Masson, Jeffrey Moussaief (1986). Carta de 15 de outubro de 1897. In A correspondência completa de Sigmund Freud para Wilhelm Fliess 1887-1904. Rio de Janeiro: Imago.
A citação encontra-se no capítulo intitulado “A teoria transformada”, conforme a divisão feita pelo editor das cartas, páginas 273-274. Nesta citação, Freud problematiza se o mesmo que pode ser encontrado em Édipo rei (o tema do incesto e parricídio) não poderia ser, mutatis mutandis, encontrado também na peça Hamlet. É importante mencionar que a mesma carta se encontra na Edição Standard Brasileiras das Obras Psicológicas Completas de Sigmund Freud vol.
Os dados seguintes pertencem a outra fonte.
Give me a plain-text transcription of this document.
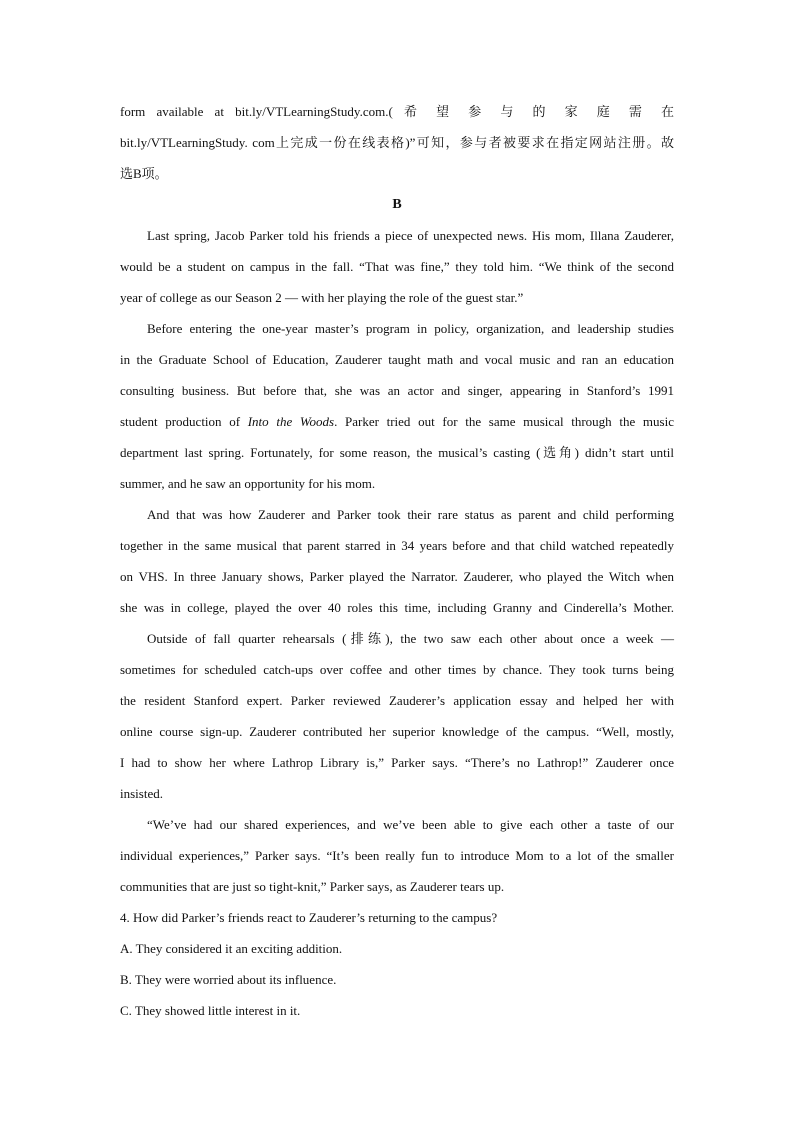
form available at bit.ly/VTLearningStudy.com.( 希 望 参 与 的 家 庭 需 在
bit.ly/VTLearningStudy. com上完成一份在线表格)”可知，参与者被要求在指定网站注册。故
选B项。
B
Last spring, Jacob Parker told his friends a piece of unexpected news. His mom, Illana Zauderer,
would be a student on campus in the fall. “That was fine,” they told him. “We think of the second
year of college as our Season 2 — with her playing the role of the guest star.”
Before entering the one-year master’s program in policy, organization, and leadership studies
in the Graduate School of Education, Zauderer taught math and vocal music and ran an education
consulting business. But before that, she was an actor and singer, appearing in Stanford’s 1991
student production of Into the Woods. Parker tried out for the same musical through the music
department last spring. Fortunately, for some reason, the musical’s casting (选角) didn’t start until
summer, and he saw an opportunity for his mom.
And that was how Zauderer and Parker took their rare status as parent and child performing
together in the same musical that parent starred in 34 years before and that child watched repeatedly
on VHS. In three January shows, Parker played the Narrator. Zauderer, who played the Witch when
she was in college, played the over 40 roles this time, including Granny and Cinderella’s Mother.
Outside of fall quarter rehearsals (排练), the two saw each other about once a week —
sometimes for scheduled catch-ups over coffee and other times by chance. They took turns being
the resident Stanford expert. Parker reviewed Zauderer’s application essay and helped her with
online course sign-up. Zauderer contributed her superior knowledge of the campus. “Well, mostly,
I had to show her where Lathrop Library is,” Parker says. “There’s no Lathrop!” Zauderer once
insisted.
“We’ve had our shared experiences, and we’ve been able to give each other a taste of our
individual experiences,” Parker says. “It’s been really fun to introduce Mom to a lot of the smaller
communities that are just so tight-knit,” Parker says, as Zauderer tears up.
4. How did Parker’s friends react to Zauderer’s returning to the campus?
A. They considered it an exciting addition.
B. They were worried about its influence.
C. They showed little interest in it.
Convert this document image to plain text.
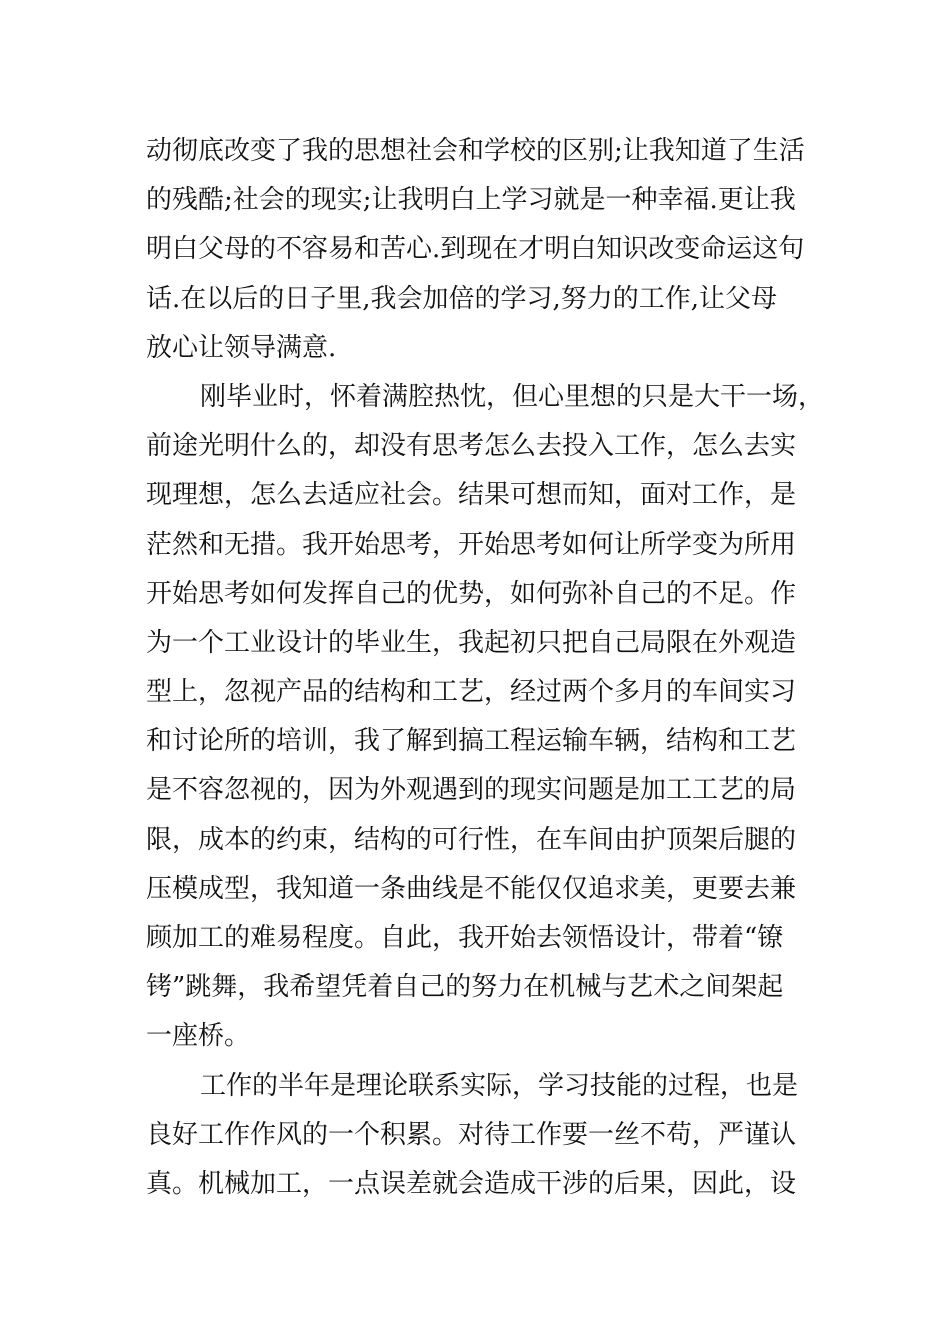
动彻底改变了我的思想社会和学校的区别;让我知道了生活
的残酷;社会的现实;让我明白上学习就是一种幸福.更让我
明白父母的不容易和苦心.到现在才明白知识改变命运这句
话.在以后的日子里,我会加倍的学习,努力的工作,让父母
放心让领导满意.
刚毕业时，怀着满腔热忱，但心里想的只是大干一场，
前途光明什么的，却没有思考怎么去投入工作，怎么去实
现理想，怎么去适应社会。结果可想而知，面对工作，是
茫然和无措。我开始思考，开始思考如何让所学变为所用
开始思考如何发挥自己的优势，如何弥补自己的不足。作
为一个工业设计的毕业生，我起初只把自己局限在外观造
型上，忽视产品的结构和工艺，经过两个多月的车间实习
和讨论所的培训，我了解到搞工程运输车辆，结构和工艺
是不容忽视的，因为外观遇到的现实问题是加工工艺的局
限，成本的约束，结构的可行性，在车间由护顶架后腿的
压模成型，我知道一条曲线是不能仅仅追求美，更要去兼
顾加工的难易程度。自此，我开始去领悟设计，带着“镣
铐”跳舞，我希望凭着自己的努力在机械与艺术之间架起
一座桥。
工作的半年是理论联系实际，学习技能的过程，也是
良好工作作风的一个积累。对待工作要一丝不苟，严谨认
真。机械加工，一点误差就会造成干涉的后果，因此，设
I.
Cada pessoa da platéia foi, um dia, um Édipo em potencial na fantasia, e cada uma recua, horrorizada, diante da realização de sonho ali transplantada para a realidade, com toda a carga de recalcamento que separa seu estado infantil do estado atual. Passou-me fugazmente pela cabeça a idéia de que a mesma coisa estaria também na base do Hamlet. Não estou pensando na intenção consciente de Shakespeare, mas creio, ao contrário, que um acontecimento real tenha estimulado o poeta a criar sua representação no sentido de que seu inconsciente compreendeu o inconsciente de seu herói. Como é que Hamlet, histérico, justifica suas palavras: "E assim a consciência nos torna a todos covardes”? Como explica sua hesitação em vingar o pai através do assassinato do tio — ele, o mesmo homem que manda seus cortesãos para a morte sem nenhum escrúpulo e que é positivamente precipitado ao assassinar Laertes?³ Como |explicá-lo| senão pela tortura que ele sofre em vista da obscura lembrança de que ele próprio havia contemplado praticar a mesma ação contra o pai, por paixão pela mãe, e — “a se tratar cada homem segundo seu merecimento, quem ‘escapara do açoite’ ”? Sua consciência |moral| é seu sentimento inconsciente de culpa. E não será sua alienação sexual, no diálogo com Ofélia, tipicamente histérica? E sua rejeição do instinto que visa a gerar filhos? E, por fim, sua transferência da ação de seu próprio pai para o pai de Ofélia? E não pune ele a si próprio, no final, do mesmo modo maravilhoso que fazem meus pacientes histéricos, sofrendo destino idêntico ao do pai, ao ser envenenado pelo mesmo rival? (Masson, 1986, p. 273-274).
Há uma nota do editor corrigindo uma afirmação de Freud:
Na verdade, Hamlet mata Polônio, e não Laertes (Masson, 1986, p. 274).